Mr. Al Bastaki also announced that the Board had formally adopted a new three-year strategic roadmap to commence in 2025. The strategy encompasses a phased international expansion, optimisation of internal operations, enhanced revenue diversification, long-term sustainability initiatives, and the advancement of innovation and digital transformation initiatives across all service lines.
“I extend my sincere appreciation to the CBB for its continued support of BENEFIT and its pivotal role in fostering a stable and progressive regulatory environment for the Kingdom’s banking and financial sector—an environment that has significantly reinforced Bahrain’s standing as a leading financial hub in the region,” said Mr.
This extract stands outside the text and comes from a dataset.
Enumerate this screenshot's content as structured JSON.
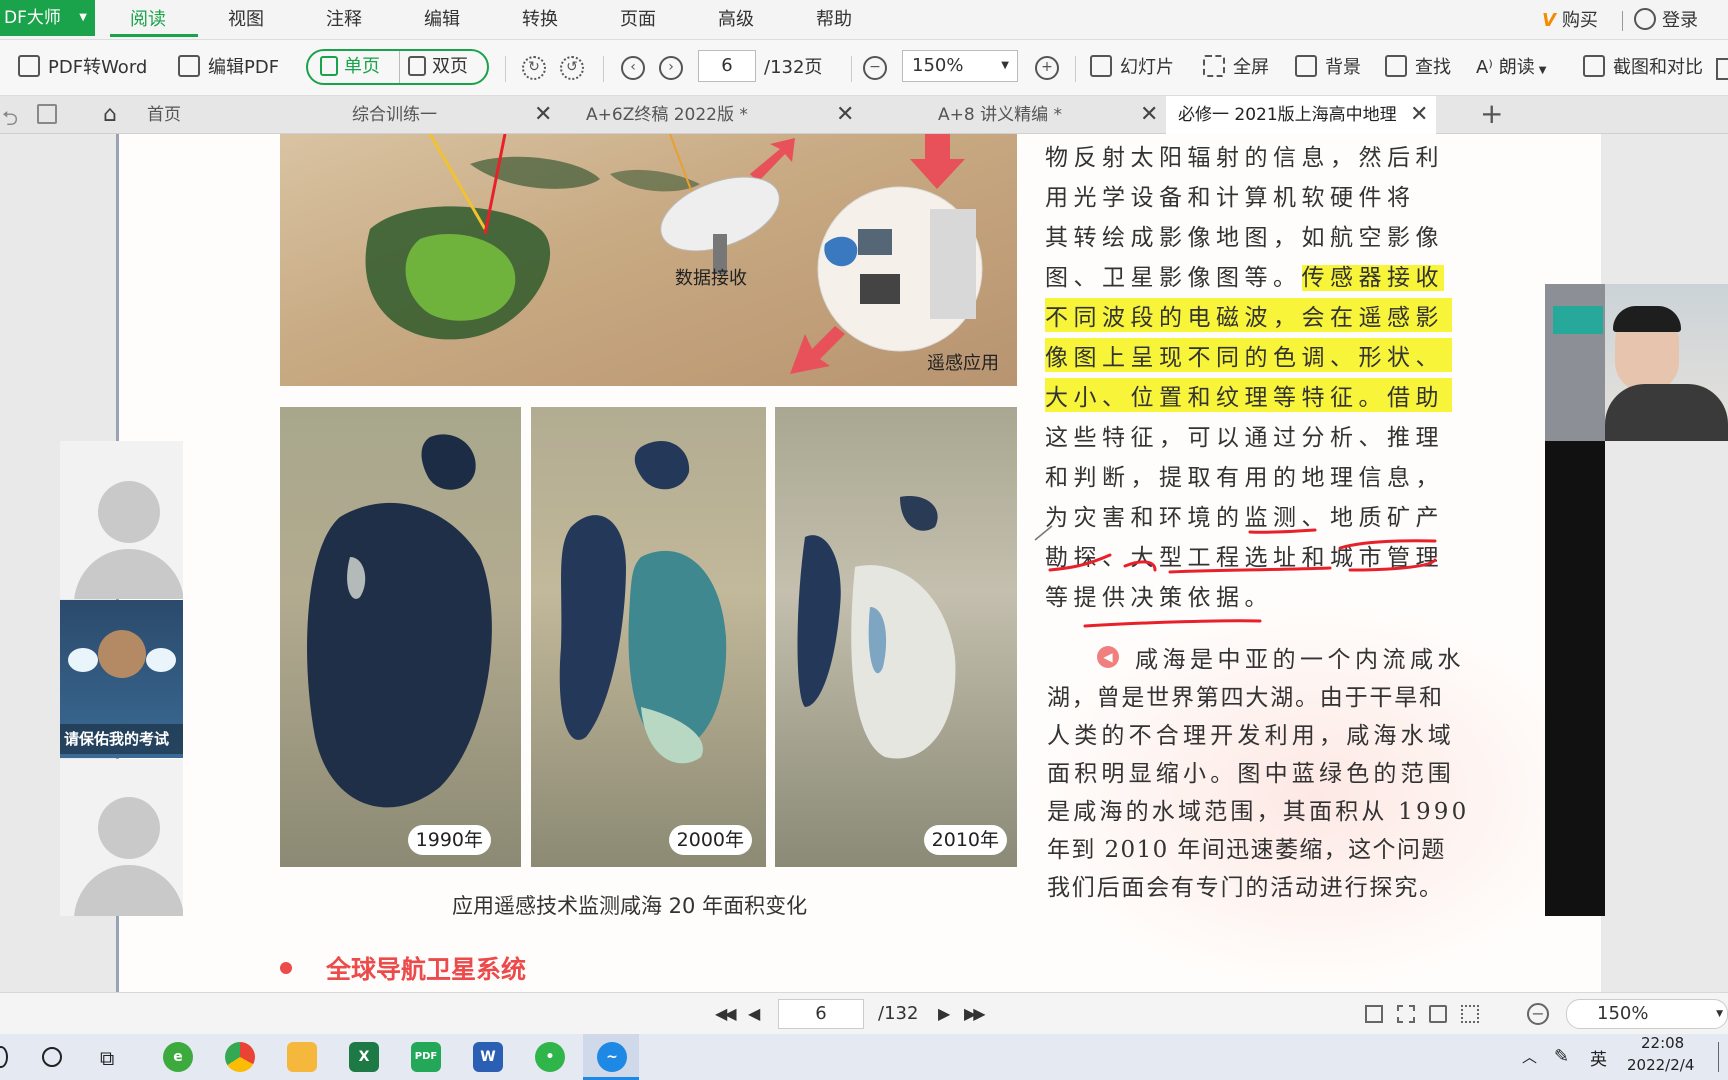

Al Bastaki. “I would also like to thank our partner banks and valued customers for their trust, and our shareholders for their ongoing encouragement. The achievements of 2024 set a strong precedent, and I am confident they will serve as a foundation for yet another successful and impactful year ahead.”
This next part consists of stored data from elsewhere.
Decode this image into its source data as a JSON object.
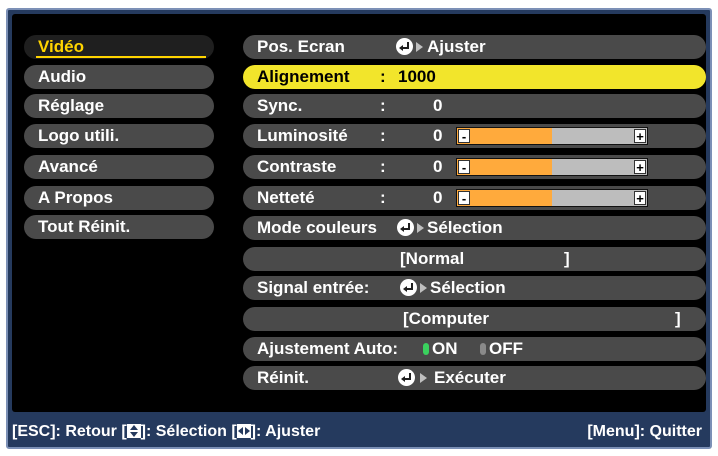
{
  "sidebar": {
    "items": [
      {
        "label": "Vidéo"
      },
      {
        "label": "Audio"
      },
      {
        "label": "Réglage"
      },
      {
        "label": "Logo utili."
      },
      {
        "label": "Avancé"
      },
      {
        "label": "A Propos"
      },
      {
        "label": "Tout Réinit."
      }
    ]
  },
  "rows": {
    "pos_ecran": {
      "label": "Pos. Ecran",
      "action": "Ajuster"
    },
    "alignement": {
      "label": "Alignement",
      "colon": ":",
      "value": "1000"
    },
    "sync": {
      "label": "Sync.",
      "colon": ":",
      "value": "0"
    },
    "luminosite": {
      "label": "Luminosité",
      "colon": ":",
      "value": "0",
      "level_fraction": 0.5
    },
    "contraste": {
      "label": "Contraste",
      "colon": ":",
      "value": "0",
      "level_fraction": 0.5
    },
    "nettete": {
      "label": "Netteté",
      "colon": ":",
      "value": "0",
      "level_fraction": 0.5
    },
    "mode_couleurs": {
      "label": "Mode couleurs",
      "action": "Sélection",
      "value": "[Normal",
      "bracket": "]"
    },
    "signal_entree": {
      "label": "Signal entrée:",
      "action": "Sélection",
      "value": "[Computer",
      "bracket": "]"
    },
    "ajustement_auto": {
      "label": "Ajustement Auto:",
      "on": "ON",
      "off": "OFF"
    },
    "reinit": {
      "label": "Réinit.",
      "action": "Exécuter"
    }
  },
  "slider": {
    "minus": "-",
    "plus": "+"
  },
  "footer": {
    "esc": "[ESC]: Retour [",
    "select": "]: Sélection [",
    "adjust": "]: Ajuster",
    "quit": "[Menu]: Quitter"
  },
  "colors": {
    "frame": "#253a5e",
    "highlight": "#f2e52b",
    "active_text": "#ffd400",
    "bar_fill": "#ffaa3c",
    "on_indicator": "#3ad15e"
  }
}
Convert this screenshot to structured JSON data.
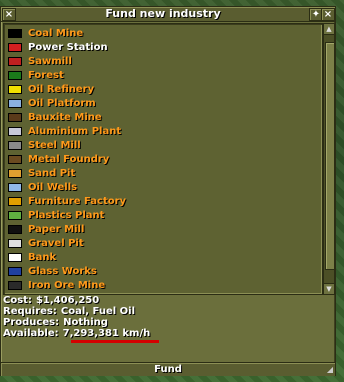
{
  "window": {
    "title": "Fund new industry",
    "close_icon": "close-x",
    "pin_icon": "pin",
    "fund_label": "Fund"
  },
  "industries": [
    {
      "label": "Coal Mine",
      "color": "#000000"
    },
    {
      "label": "Power Station",
      "color": "#d42020",
      "selected": true
    },
    {
      "label": "Sawmill",
      "color": "#c02020"
    },
    {
      "label": "Forest",
      "color": "#1a7a1a"
    },
    {
      "label": "Oil Refinery",
      "color": "#f0e000"
    },
    {
      "label": "Oil Platform",
      "color": "#8ab0e0"
    },
    {
      "label": "Bauxite Mine",
      "color": "#5a3a1a"
    },
    {
      "label": "Aluminium Plant",
      "color": "#c8c8d8"
    },
    {
      "label": "Steel Mill",
      "color": "#8a8a8a"
    },
    {
      "label": "Metal Foundry",
      "color": "#6a4a20"
    },
    {
      "label": "Sand Pit",
      "color": "#e0a030"
    },
    {
      "label": "Oil Wells",
      "color": "#90b8e8"
    },
    {
      "label": "Furniture Factory",
      "color": "#e0a000"
    },
    {
      "label": "Plastics Plant",
      "color": "#60b040"
    },
    {
      "label": "Paper Mill",
      "color": "#101010"
    },
    {
      "label": "Gravel Pit",
      "color": "#e0e0e0"
    },
    {
      "label": "Bank",
      "color": "#ffffff"
    },
    {
      "label": "Glass Works",
      "color": "#2040a0"
    },
    {
      "label": "Iron Ore Mine",
      "color": "#2a2a2a"
    }
  ],
  "info": {
    "cost_label": "Cost:",
    "cost_value": "$1,406,250",
    "requires_label": "Requires:",
    "requires_value": "Coal, Fuel Oil",
    "produces_label": "Produces:",
    "produces_value": "Nothing",
    "available_label": "Available:",
    "available_value": "7,293,381 km/h"
  }
}
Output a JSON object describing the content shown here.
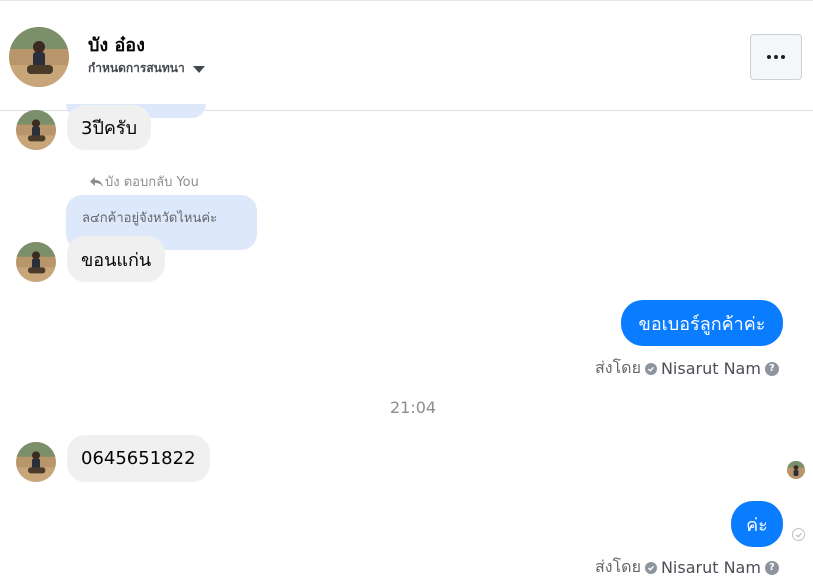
{
  "header": {
    "name": "บัง อ๋อง",
    "settings_label": "กำหนดการสนทนา",
    "avatar_icon": "profile-photo-icon",
    "more_icon": "more-options-icon"
  },
  "messages": [
    {
      "id": "m1",
      "direction": "incoming",
      "text": "3ปีครับ"
    },
    {
      "id": "m2",
      "direction": "incoming",
      "reply_note": "บัง ตอบกลับ You",
      "quoted_text": "ล๔กค้าอยู่จังหวัดไหนค่ะ",
      "text": "ขอนแก่น"
    },
    {
      "id": "m3",
      "direction": "outgoing",
      "text": "ขอเบอร์ลูกค้าค่ะ",
      "sent_by_label": "ส่งโดย",
      "sent_by_name": "Nisarut Nam"
    },
    {
      "id": "m4",
      "direction": "incoming",
      "text": "0645651822"
    },
    {
      "id": "m5",
      "direction": "outgoing",
      "text": "ค่ะ",
      "sent_by_label": "ส่งโดย",
      "sent_by_name": "Nisarut Nam"
    }
  ],
  "timestamp": "21:04",
  "colors": {
    "outgoing_bubble": "#0a7cff",
    "incoming_bubble": "#f0f0f0",
    "quote_bubble": "#dde8fb"
  }
}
Chief Executive of BENEFIT; Mr. Abdulwahed AlJanahi commented, “The year 2024 represented another pivotal chapter in BENEFIT ’s evolution. We achieved substantial progress in advancing our digital strategy across multiple sectors, while reinforcing our long-term commitment to the development of Bahrain’s financial services and payments landscape. Throughout the year, we remained firmly aligned with our objective of delivering measurable value to our shareholders, strategic partners, and customers. At the same time, we continued to play an active role in enabling Bahrain’s digital economy by introducing innovative solutions and service enhancements that directly address market needs and future opportunities.”
Mr. AlJanahi affirmed that BENEFIT has successfully developed a robust and well-integrated payment network that connects individuals and businesses across Bahrain, accelerating the adoption of emerging technologies in the banking and financial services sector and reinforcing Bahrain’s position as a growing fintech hub, and added, “Our achievements of the past year reflect a long-term vision to establish a resilient electronic payment infrastructure that supports the Kingdom’s digital economy. Key developments in 2024 included the implementation of central authentication for open banking via BENEFIT Pay”
Mr. AlJanahi concluded by thanking the Board for its strategic direction, the company’s staff for their continued dedication, and the Central Bank of Bahrain, member banks, and shareholders for their valuable partnership and confidence in the company’s long-term vision.